Black Athletes and the Freedom Struggle

Description

From Muhammad Ali to the Williams sisters, the symbolic politics of Black athletes has galvanized the Black Revolt for social justice. Johnny Smith examines the complicated blood brotherhood between Muhammad Ali, Jim Brown and Malcolm X; and Jennifer Lansbury explores the criminally neglected history of Black women champions from Alice Coachman and Althea Gibson to Wilma Rudolph and Jackie Joyner-Kersee. Most Black athletes emerged from urban poverty to fight injustice. This conversation considers their stories (Note that due to last minute circumstances, Johnny Smith was unable to attend the conversation).

Speakers

  • Jennifer H. Lansbury

    Independent Scholar

    Jennifer Lansbury is a twentieth-century cultural historian whose research interest in graduate school changed dramatically—from early American child rearing, to the ways that race, gender, and class intersect in twentieth-century African American women athletes. She received her undergraduate degree in Management from the Georgia Institute of Technology, and her PhD in history from George Mason University. During her time as assistant professor at George Mason, she developed the curriculum for and served as the first director of the interdisciplinary minor, Sport and American Culture. She is the author of “The Tuskegee Flash and the Slender Harlem Stroker: Black Women Athletes on the Margin,” Journal of Sport History (Summer 2001), and “Alice Coachman: Quiet Champion of the 1940s,” in Out of the Shadows: A Biographical History of African American Athletes (2006). Her book A Spectacular Leap: Black Women Athletes in Twentieth-Century America (2014) remains the definitive scholarly work on African American women athletes. She is currently working on her second book, Letters from Okinawa, based on letters her parents wrote to one another while her father was stationed on Okinawa for fourteen months during the late 1950s.

  • Johnny Smith

    Georgia Institute of Technology

    Johnny Smith is a historian of the twentieth century United States, specializing in race, sports, and popular culture.

    His newest book, Blood Brothers: The Fatal Friendship Between Muhammad Ali and Malcolm X (written with Randy Roberts), illuminates the pivotal relationship between the famous boxer and the Muslim minister.
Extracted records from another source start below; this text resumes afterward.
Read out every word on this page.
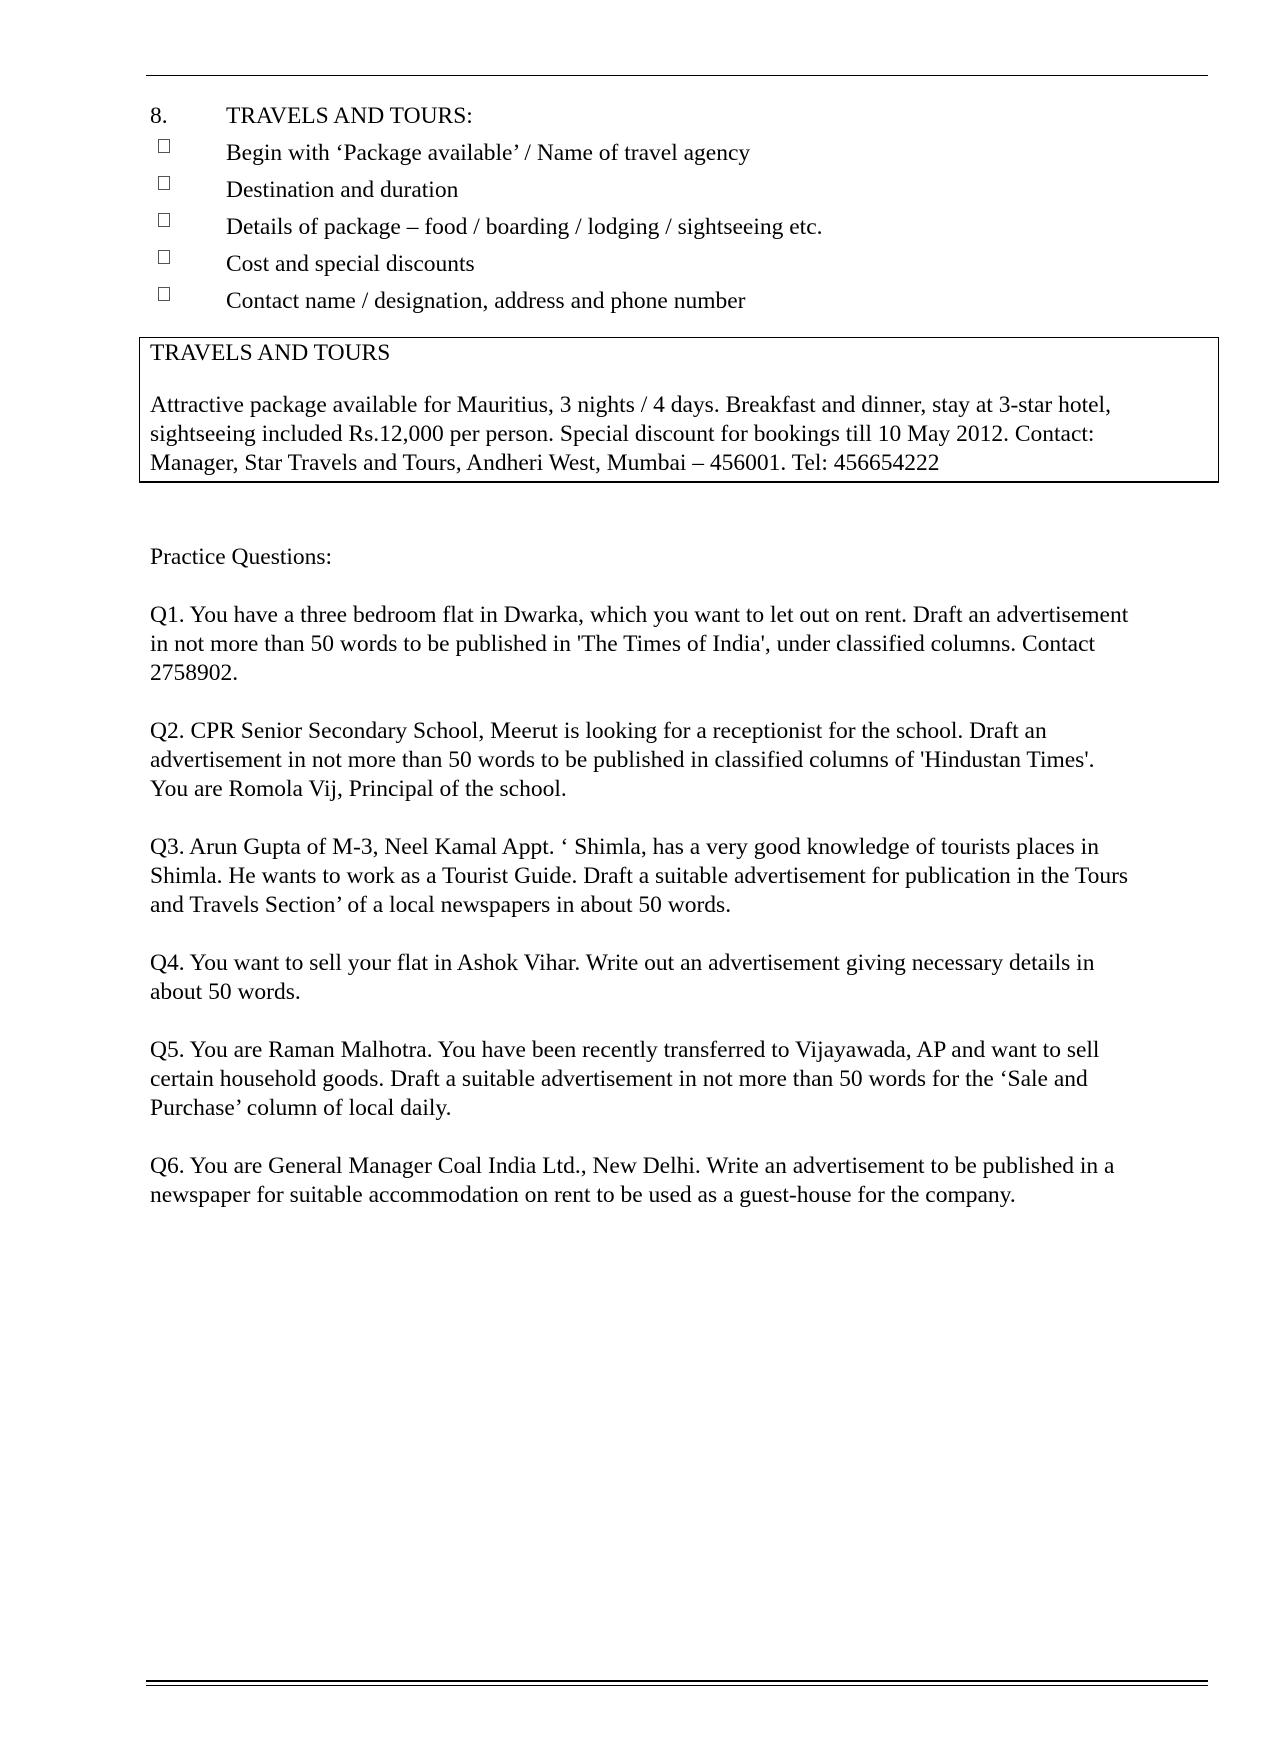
8.	TRAVELS AND TOURS:
Begin with ‘Package available’ / Name of travel agency
Destination and duration
Details of package – food / boarding / lodging / sightseeing etc.
Cost and special discounts
Contact name / designation, address and phone number
TRAVELS AND TOURS
Attractive package available for Mauritius, 3 nights / 4 days. Breakfast and dinner, stay at 3-star hotel,
sightseeing included Rs.12,000 per person. Special discount for bookings till 10 May 2012. Contact:
Manager, Star Travels and Tours, Andheri West, Mumbai – 456001. Tel: 456654222
Practice Questions:
Q1. You have a three bedroom flat in Dwarka, which you want to let out on rent. Draft an advertisement
in not more than 50 words to be published in 'The Times of India', under classified columns. Contact
2758902.
Q2. CPR Senior Secondary School, Meerut is looking for a receptionist for the school. Draft an
advertisement in not more than 50 words to be published in classified columns of 'Hindustan Times'.
You are Romola Vij, Principal of the school.
Q3. Arun Gupta of M-3, Neel Kamal Appt. ‘ Shimla, has a very good knowledge of tourists places in
Shimla. He wants to work as a Tourist Guide. Draft a suitable advertisement for publication in the Tours
and Travels Section’ of a local newspapers in about 50 words.
Q4. You want to sell your flat in Ashok Vihar. Write out an advertisement giving necessary details in
about 50 words.
Q5. You are Raman Malhotra. You have been recently transferred to Vijayawada, AP and want to sell
certain household goods. Draft a suitable advertisement in not more than 50 words for the ‘Sale and
Purchase’ column of local daily.
Q6. You are General Manager Coal India Ltd., New Delhi. Write an advertisement to be published in a
newspaper for suitable accommodation on rent to be used as a guest-house for the company.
Blood Brothers reveals how Malcolm X awakened Cassius Clay's political consciousness.  This dynamic brotherhood, fused together by racial pride and self-determination, transformed the new heavyweight champion--Muhammad Ali--into an international symbol of Black Power.

    His first book, The Sons of Westwood: John Wooden, UCLA, and the Dynasty That Changed College Basketball explores the emergence of college basketball as a national pastime and the political conflicts in college athletics during the 1960s and 1970s. 

    Most recently, he published "The Job Is Football: The Myth of the Student-Athlete" in The American Historian (August 2016).